Five fresh picks for your shelf this week


Jimi Plays Berkeley

(Experience Hendrix/Legacy)

This concert from 1970 has been around in various forms and stages over the years. It's finally available in Blu-ray, boosting both the occasionally dark and grainy image and muddy sound. Needless to say, it's never been in better shape. It helps that Hendrix (as well as Billy Cox and Mitch Mitchell) is on fire during classics like “Voodoo Child (Slight Return)” and “Machine Gun.”


The Conspirators and Three Strangers

(Warner Archive)

These two new made-to-order DVDs from the “Film Noir Archive Collection” reunite Casablanca and Maltese Falcon stars Sydney Greenstreet and Peter Lorre for appropriately gritty tales that don't stray far from the earlier classics. The Conspirators, from 1944, is a World War II thriller with Nazis and spies; better is Three Strangers, made two years later, about a fateful lottery ticket.


Soul Eater NOT! Volume 1


No, the title isn't some Wayne and Garth wordplay. It stands for “Normally Overcome Target,” and this manga collection, despite that somewhat clunky title, is pretty straightforward in its storytelling. A group of high-school kids are trained in various weapons for their battles against witches and other evil presences who are up to no good. The stories are more character-driven that those that follow.

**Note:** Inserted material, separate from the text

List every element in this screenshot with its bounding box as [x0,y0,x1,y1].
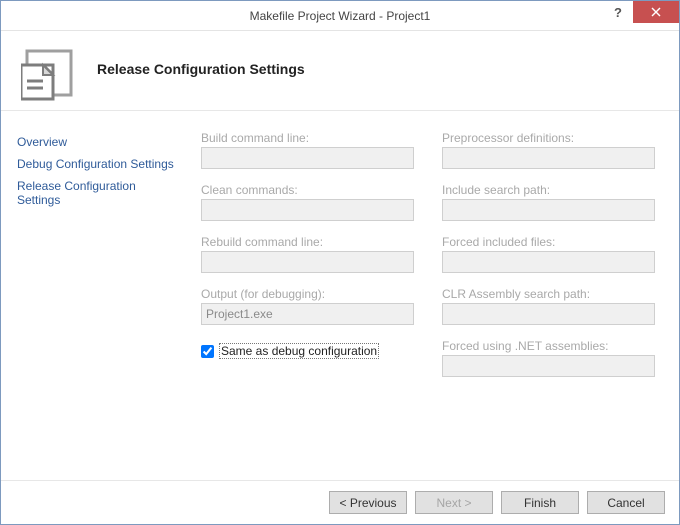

Talking Heads: Fear of Music


The latest volume in the “33 1/3” series of pocketbooks that break down one classic album is also one of the best. Hotshot writer Jonathan Lethem takes a look at Talking Heads' 1979 classic, a dark, funky, and musically expansive work that upped the band's cred. Lethem approaches the record as both fan and historian, chipping away at what first attracted him to the music and why it still matters.


21 Jump Street

(Twentieth Century Fox)

This big-screen remake of the 1980s TV show that gave Johnny Depp his big break is way better than you'd think. Jonah Hill and Channing Tatum play mismatched undercover cops heading back to high school to uncover a secret drug trade. Funny, self-aware, and most of all smarter than it has to be, the Blu-ray comes with 20 additional scenes, none necessary but still worth your time.